Silence is one of the most overlooked productivity hacks in my opinion. If the idle mind is the devil’s playground, a silent mind is where creativity and new ideas blossom.

According to a groundbreaking study, two hours of uninterrupted silence actually causes new cells in the brain to grow. 

The best way to immerse yourself in silence when you’re coding at your desk? A good set of noise canceling headphones.

Personally I own a WH-1000XM3. A lot of times I wear it just to block out outside noise, which really helps when I need to focus.

Desk Shape and Layout

Your desk should be wide and sturdy enough to handle your entire setup with some extra space for your notes, peripherals, and other work stuff.
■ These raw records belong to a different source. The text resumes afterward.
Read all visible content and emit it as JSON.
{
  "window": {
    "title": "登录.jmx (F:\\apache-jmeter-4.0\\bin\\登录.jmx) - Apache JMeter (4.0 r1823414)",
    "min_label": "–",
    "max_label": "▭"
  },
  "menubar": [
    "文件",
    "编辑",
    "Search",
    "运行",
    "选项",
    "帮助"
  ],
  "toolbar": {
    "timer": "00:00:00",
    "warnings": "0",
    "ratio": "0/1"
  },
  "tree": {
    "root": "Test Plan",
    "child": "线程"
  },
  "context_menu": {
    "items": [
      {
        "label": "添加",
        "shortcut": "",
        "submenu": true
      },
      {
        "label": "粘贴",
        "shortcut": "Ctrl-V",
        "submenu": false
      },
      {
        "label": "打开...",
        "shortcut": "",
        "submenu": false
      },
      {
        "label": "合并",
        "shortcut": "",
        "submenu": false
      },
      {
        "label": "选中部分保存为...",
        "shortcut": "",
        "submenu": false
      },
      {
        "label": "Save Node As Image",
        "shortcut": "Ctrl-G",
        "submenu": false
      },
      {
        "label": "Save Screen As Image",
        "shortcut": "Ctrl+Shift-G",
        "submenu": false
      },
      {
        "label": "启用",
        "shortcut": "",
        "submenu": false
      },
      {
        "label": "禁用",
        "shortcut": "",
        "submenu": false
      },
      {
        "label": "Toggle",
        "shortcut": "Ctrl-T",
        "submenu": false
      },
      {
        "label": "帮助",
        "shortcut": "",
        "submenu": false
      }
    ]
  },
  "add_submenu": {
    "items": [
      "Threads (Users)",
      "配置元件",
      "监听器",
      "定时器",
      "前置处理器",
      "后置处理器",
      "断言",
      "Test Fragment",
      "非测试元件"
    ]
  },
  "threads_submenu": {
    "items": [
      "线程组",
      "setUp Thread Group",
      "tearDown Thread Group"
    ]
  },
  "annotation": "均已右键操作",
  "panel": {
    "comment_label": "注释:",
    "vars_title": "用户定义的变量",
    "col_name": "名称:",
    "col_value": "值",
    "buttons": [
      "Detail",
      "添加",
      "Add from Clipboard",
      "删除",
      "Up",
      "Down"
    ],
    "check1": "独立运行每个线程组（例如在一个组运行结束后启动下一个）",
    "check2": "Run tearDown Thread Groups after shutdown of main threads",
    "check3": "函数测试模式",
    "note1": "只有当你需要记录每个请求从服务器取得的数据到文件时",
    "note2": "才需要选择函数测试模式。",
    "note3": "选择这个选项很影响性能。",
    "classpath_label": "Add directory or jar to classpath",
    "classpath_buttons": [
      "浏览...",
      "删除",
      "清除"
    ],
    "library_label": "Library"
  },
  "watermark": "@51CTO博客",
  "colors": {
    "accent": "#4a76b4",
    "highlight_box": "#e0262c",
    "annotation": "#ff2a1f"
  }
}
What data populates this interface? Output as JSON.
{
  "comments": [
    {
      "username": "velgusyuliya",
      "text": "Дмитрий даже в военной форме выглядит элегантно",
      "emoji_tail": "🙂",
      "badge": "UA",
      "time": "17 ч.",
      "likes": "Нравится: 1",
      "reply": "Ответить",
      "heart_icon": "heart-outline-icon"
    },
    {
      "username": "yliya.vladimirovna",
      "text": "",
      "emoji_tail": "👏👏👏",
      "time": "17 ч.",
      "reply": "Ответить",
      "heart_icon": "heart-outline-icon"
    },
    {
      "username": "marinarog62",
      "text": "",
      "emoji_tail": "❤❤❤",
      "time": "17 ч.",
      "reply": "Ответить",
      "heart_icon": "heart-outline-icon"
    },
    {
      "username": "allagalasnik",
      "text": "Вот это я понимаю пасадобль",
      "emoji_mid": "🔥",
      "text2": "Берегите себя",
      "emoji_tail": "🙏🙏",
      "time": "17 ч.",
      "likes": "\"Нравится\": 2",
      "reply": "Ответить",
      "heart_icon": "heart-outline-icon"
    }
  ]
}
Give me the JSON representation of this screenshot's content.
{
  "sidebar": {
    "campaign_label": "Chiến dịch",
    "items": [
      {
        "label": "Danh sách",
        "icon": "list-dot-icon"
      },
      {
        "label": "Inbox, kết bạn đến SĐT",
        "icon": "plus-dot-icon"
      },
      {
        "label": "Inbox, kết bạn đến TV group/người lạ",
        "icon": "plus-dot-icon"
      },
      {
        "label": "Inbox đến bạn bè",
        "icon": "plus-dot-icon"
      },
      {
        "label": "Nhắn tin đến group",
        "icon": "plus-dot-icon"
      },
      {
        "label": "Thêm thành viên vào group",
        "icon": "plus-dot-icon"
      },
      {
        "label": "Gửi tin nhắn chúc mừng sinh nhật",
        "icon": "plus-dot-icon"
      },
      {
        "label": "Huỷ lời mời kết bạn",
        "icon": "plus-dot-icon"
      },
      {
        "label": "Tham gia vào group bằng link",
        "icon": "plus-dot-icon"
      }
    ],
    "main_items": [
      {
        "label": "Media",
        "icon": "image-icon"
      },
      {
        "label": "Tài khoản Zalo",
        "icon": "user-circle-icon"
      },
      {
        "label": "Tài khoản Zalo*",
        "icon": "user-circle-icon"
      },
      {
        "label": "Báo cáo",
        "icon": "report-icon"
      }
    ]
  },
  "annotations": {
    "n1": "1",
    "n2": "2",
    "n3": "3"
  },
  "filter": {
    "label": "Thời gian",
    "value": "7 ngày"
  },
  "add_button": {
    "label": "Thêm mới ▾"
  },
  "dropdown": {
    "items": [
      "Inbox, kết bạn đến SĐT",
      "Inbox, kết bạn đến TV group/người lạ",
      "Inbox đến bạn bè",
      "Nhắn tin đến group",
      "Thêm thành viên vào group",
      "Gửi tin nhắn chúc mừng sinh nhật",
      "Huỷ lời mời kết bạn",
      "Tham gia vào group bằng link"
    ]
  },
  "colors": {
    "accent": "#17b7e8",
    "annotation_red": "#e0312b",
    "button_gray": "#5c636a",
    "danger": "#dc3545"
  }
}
You should also pick the right desk shape to complement your workstyle and workspace.

The most common desk shapes are:

  • U-shaped desks - These take up a lot of room but they have a lot of easy-to-reach usable space.
  • Straight desks - Traditional desks offer versatility in placement but some areas are harder to reach while working.
  • L-shaped and corner desks - These types of desks require less room than U-shaped desks but still give the user ample easy-access space.

Based on Queensland’s Ergonomic Guide, the most ergonomic type of desk is those with a scalloped edge or shallow curve cut out at the center. Not only does it put you closer to your workspace, there’s also better arm support.